Warwick Downing has been in the business of writing for a long time. His first novel was published in 1974, by Saturday Review Press, which at that time was a division of E. P. Dutton & Co. The hard-cover edition cost $5.95.
His early work was mystery and suspense and brought him some great press. Charles Willeford, a legendary reviewer for The Miami Herald, rated two of his first three novels as among the ten best mysteries of the year. Major newspapers everywhere, from California to Colorado (to be expected: Downing is from Denver) to the New York Times, wrote glowing reviews of his work. Foreign publication rights were sold to major publishing houses in France, Germany, Italy and Denmark, and the books sold abroad. He thought he was launched . . . .
But it didn’t happen that way. No movie deals, no blockbuster best-sellers, and the money that trickled in wasn’t enough to feed him and his family. Fortunately, he had another occupation to fall back on: law. In the ’90s, after a stint as District Attorney in rural Colorado, he turned to courtroom drama.
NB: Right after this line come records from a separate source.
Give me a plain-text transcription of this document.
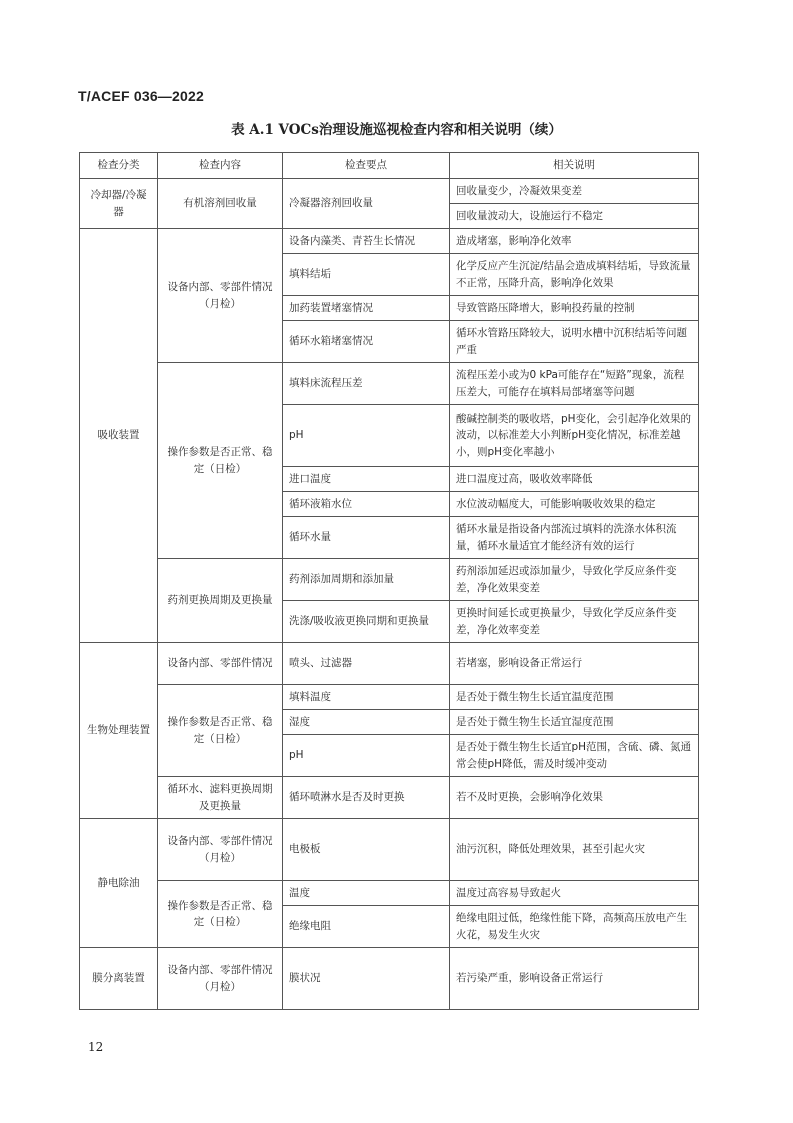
T/ACEF 036—2022
表 A.1 VOCs治理设施巡视检查内容和相关说明（续）
检查分类	检查内容	检查要点	相关说明
冷却器/冷凝器	有机溶剂回收量	冷凝器溶剂回收量	回收量变少，冷凝效果变差
			回收量波动大，设施运行不稳定
吸收装置	设备内部、零部件情况（月检）	设备内藻类、青苔生长情况	造成堵塞，影响净化效率
		填料结垢	化学反应产生沉淀/结晶会造成填料结垢，导致流量不正常，压降升高，影响净化效果
		加药装置堵塞情况	导致管路压降增大，影响投药量的控制
		循环水箱堵塞情况	循环水管路压降较大，说明水槽中沉积结垢等问题严重
	操作参数是否正常、稳定（日检）	填料床流程压差	流程压差小或为0 kPa可能存在“短路”现象，流程压差大，可能存在填料局部堵塞等问题
		pH	酸碱控制类的吸收塔，pH变化，会引起净化效果的波动，以标准差大小判断pH变化情况，标准差越小，则pH变化率越小
		进口温度	进口温度过高，吸收效率降低
		循环液箱水位	水位波动幅度大，可能影响吸收效果的稳定
		循环水量	循环水量是指设备内部流过填料的洗涤水体积流量，循环水量适宜才能经济有效的运行
	药剂更换周期及更换量	药剂添加周期和添加量	药剂添加延迟或添加量少，导致化学反应条件变差，净化效果变差
		洗涤/吸收液更换同期和更换量	更换时间延长或更换量少，导致化学反应条件变差，净化效率变差
生物处理装置	设备内部、零部件情况	喷头、过滤器	若堵塞，影响设备正常运行
	操作参数是否正常、稳定（日检）	填料温度	是否处于微生物生长适宜温度范围
		湿度	是否处于微生物生长适宜湿度范围
		pH	是否处于微生物生长适宜pH范围，含硫、磷、氮通常会使pH降低，需及时缓冲变动
	循环水、滤料更换周期及更换量	循环喷淋水是否及时更换	若不及时更换，会影响净化效果
静电除油	设备内部、零部件情况（月检）	电极板	油污沉积，降低处理效果，甚至引起火灾
	操作参数是否正常、稳定（日检）	温度	温度过高容易导致起火
		绝缘电阻	绝缘电阻过低，绝缘性能下降，高频高压放电产生火花，易发生火灾
膜分离装置	设备内部、零部件情况（月检）	膜状况	若污染严重，影响设备正常运行
12
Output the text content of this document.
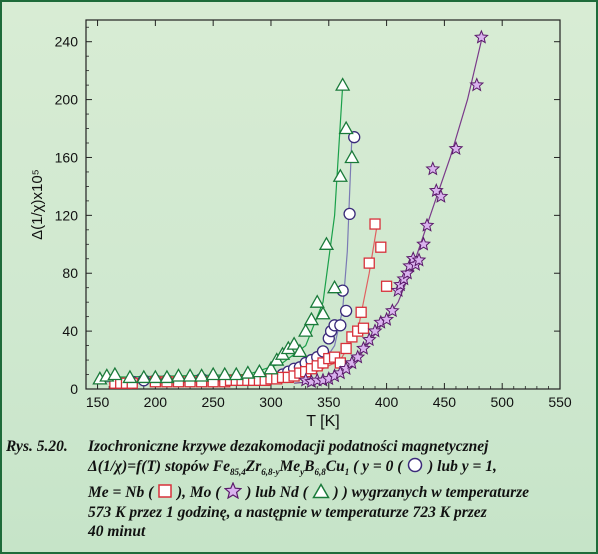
150 200 250 300 350 400 450 500 550
0
40
80
120
160
200
240
T [K]
Δ(1/χ)x10⁵
Rys. 5.20. Izochroniczne krzywe dezakomodacji podatności magnetycznej
Δ(1/χ)=f(T) stopów $Fe_{85,4}Zr_{6,8-y}Me_yB_{6,8}Cu_1$ ( y = 0 ( ) lub y = 1,
Me = Nb ( ), Mo ( ) lub Nd ( ) ) wygrzanych w temperaturze
573 K przez 1 godzinę, a następnie w temperaturze 723 K przez
40 minut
Of those four novels, three won the Colorado Author’s League Top Hand Award, and two were nominated for the Colorado Book Award. He also wrote a novel for young readers titled Kid Curry’s Last Ride (Orchard Books), a Richard Jackson Imprint, published in paper-back by HarperCollins. Leonardo’s Hand is also a book for young readers.
Downing continues to write. The one thing in his life about which he is deadly serious is the craft of fiction.